Он встал под душ – под горячий, как только мог стоять, чтобы прошла голова. Жена подсказала ему то, чего он не хотел сформулировать сам: ведь действительно случилось. Ну и сотруднички у меня! Хорошо, что забыли не где-нибудь еще. Сейчас изорву все на мелкие части и спущу в мусоропровод, будто и не было.

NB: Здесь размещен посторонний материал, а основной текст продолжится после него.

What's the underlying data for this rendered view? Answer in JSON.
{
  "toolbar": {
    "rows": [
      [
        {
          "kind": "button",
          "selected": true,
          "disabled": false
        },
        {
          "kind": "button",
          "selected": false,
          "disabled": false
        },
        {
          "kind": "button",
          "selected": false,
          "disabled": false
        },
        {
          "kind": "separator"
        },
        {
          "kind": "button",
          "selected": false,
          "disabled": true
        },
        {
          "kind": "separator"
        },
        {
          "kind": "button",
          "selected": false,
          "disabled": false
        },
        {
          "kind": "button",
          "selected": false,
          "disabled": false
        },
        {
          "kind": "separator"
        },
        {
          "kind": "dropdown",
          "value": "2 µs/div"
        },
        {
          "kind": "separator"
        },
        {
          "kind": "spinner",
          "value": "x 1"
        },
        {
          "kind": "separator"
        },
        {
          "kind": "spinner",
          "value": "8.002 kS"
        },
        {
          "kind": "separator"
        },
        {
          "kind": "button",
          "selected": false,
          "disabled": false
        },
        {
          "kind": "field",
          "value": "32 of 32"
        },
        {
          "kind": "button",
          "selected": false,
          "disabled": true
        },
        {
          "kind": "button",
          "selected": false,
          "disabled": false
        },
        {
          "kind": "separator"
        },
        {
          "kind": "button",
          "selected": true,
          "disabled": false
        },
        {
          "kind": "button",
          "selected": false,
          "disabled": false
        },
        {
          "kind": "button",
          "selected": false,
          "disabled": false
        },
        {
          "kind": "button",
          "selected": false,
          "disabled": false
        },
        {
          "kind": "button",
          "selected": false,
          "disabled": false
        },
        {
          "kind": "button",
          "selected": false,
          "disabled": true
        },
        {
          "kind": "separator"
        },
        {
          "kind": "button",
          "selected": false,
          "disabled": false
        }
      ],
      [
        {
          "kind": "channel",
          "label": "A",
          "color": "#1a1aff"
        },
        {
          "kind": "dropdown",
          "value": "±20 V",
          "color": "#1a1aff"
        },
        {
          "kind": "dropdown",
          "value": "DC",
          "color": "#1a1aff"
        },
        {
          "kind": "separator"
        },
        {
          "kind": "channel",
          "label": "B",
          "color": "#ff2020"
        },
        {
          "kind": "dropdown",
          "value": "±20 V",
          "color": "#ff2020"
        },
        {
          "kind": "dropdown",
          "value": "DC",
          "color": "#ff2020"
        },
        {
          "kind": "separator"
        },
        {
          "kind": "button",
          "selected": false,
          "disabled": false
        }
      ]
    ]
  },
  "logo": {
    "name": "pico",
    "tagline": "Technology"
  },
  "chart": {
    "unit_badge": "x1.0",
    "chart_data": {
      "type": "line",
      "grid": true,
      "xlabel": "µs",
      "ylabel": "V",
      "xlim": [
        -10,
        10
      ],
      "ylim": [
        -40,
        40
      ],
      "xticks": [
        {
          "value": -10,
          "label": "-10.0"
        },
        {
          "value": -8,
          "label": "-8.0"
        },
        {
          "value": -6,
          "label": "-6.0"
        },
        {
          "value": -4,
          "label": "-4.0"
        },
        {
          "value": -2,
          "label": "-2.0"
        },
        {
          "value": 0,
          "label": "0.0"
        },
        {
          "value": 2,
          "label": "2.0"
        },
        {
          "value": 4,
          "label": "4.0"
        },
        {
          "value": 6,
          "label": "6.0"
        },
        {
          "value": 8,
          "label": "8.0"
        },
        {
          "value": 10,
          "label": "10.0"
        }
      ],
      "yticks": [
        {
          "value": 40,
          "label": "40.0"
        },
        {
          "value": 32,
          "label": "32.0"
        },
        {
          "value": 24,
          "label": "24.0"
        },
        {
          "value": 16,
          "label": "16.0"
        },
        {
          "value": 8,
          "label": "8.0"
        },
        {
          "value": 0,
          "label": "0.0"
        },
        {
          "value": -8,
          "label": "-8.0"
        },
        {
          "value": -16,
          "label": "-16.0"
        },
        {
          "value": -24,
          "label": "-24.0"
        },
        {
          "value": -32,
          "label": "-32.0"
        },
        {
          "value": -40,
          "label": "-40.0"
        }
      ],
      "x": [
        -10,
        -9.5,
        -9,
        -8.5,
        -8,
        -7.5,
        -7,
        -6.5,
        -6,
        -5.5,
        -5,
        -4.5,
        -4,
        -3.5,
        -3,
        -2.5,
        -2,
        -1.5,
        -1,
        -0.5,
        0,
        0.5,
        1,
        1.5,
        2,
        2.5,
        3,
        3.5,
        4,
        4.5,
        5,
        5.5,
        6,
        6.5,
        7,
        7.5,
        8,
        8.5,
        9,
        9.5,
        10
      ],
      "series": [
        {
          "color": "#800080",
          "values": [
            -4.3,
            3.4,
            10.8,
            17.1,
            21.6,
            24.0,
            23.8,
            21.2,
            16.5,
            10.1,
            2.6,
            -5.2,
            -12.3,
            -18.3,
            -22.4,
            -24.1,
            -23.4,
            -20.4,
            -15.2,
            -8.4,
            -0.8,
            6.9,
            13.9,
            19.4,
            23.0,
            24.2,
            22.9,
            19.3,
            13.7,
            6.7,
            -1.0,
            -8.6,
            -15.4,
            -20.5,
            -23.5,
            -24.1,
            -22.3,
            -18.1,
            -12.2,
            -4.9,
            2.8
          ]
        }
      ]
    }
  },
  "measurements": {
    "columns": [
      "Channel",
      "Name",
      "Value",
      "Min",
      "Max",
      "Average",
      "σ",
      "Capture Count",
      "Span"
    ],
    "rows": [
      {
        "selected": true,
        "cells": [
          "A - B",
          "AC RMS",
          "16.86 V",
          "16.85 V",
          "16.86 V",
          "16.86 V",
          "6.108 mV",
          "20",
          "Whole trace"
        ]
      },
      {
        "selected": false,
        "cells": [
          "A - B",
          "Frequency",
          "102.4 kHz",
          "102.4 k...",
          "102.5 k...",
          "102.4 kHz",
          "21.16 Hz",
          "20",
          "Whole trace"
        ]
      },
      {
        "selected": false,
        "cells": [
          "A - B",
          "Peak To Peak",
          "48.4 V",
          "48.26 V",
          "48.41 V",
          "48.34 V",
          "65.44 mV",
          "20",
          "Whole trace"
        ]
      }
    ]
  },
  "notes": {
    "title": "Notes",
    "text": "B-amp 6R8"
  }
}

Теперь, когда он стоял под душем голый и вода лилась с него, обтекая его слегка впалую грудь и округлый живот, до Макарцева дошла другая сторона дела. Почему же случайно забыто у меня в кабинете? Не они, а я растяпа, сохранивший наивность до седых волос. Конечно, подсунули с весьма определенным замыслом! Знаю ведь, какой треп стоит в отделах, когда нет посторонних. Все ходят по острию ножа. Фотолаборатория размножила портрет Солженицына – я возмутился, потребовал негатив и сжег при них! Даже на планерках реплики бросают. Когда я добрый – либерал, а чуть что не так – сразу сталинист. Самое время меня просветить. Но не учитывают времени. Ведь это же подлость с их стороны! Подлости делать мне не за что. В конце концов, я не просто редактор, но старый товарищ многим из них. В их интересах я закрываю глаза на некоторые вещи, на которые не стоило бы закрывать. Как же поступить в этом случае?

Погодите-ка! А стал ли бы кто-нибудь так рисковать ради того, чтобы просвещать мою особу? Ведь рукопись может оказаться и не у меня. Вот скомпрометировать меня – тут желающие найдутся.

Мысли завертелись вокруг этого варианта. Положил тот, кому это поручено. Поручено людьми, специально этим занимающимися. Неужто все возвращается на круги своя – и снова слежка за преданными партийными кадрами? Или просто маленькая проверка – бдительности, оперативности, принципиальности, – только и всего. А если так, уничтожать папку не годится, не поверят, что сжег. Наоборот, будут думать, что спрятал или дал кому-нибудь читать, то есть распространяет. Ведь сам не сообщил!

Однако затей проверку органы, они обязаны это согласовать. Впрочем, почему бы и не согласовать? Кто-то непосредственно дал указание. Если это так, он, Макарцев, будет на высоте. Они затеяли игру, которая им выйдет боком. Сопляки! Он их проучит на более высоком уровне, чем они думают. Да он самому худощавому товарищу расскажет! Пускай как следует накажет тех, кто перестарался. Он делает партийную газету, которую читают в ста двух странах мира. Не на того замахнулись! Пока Игорь Иванович одевался, он уже твердо решил, что, приехав в редакцию, для начала немедленно позвонит по ВЧ одному из заместителей председателя Комитета госбезопасности.

Макарцев ободрился, растерянность миновала. Надевая галстук, он уже посвистывал.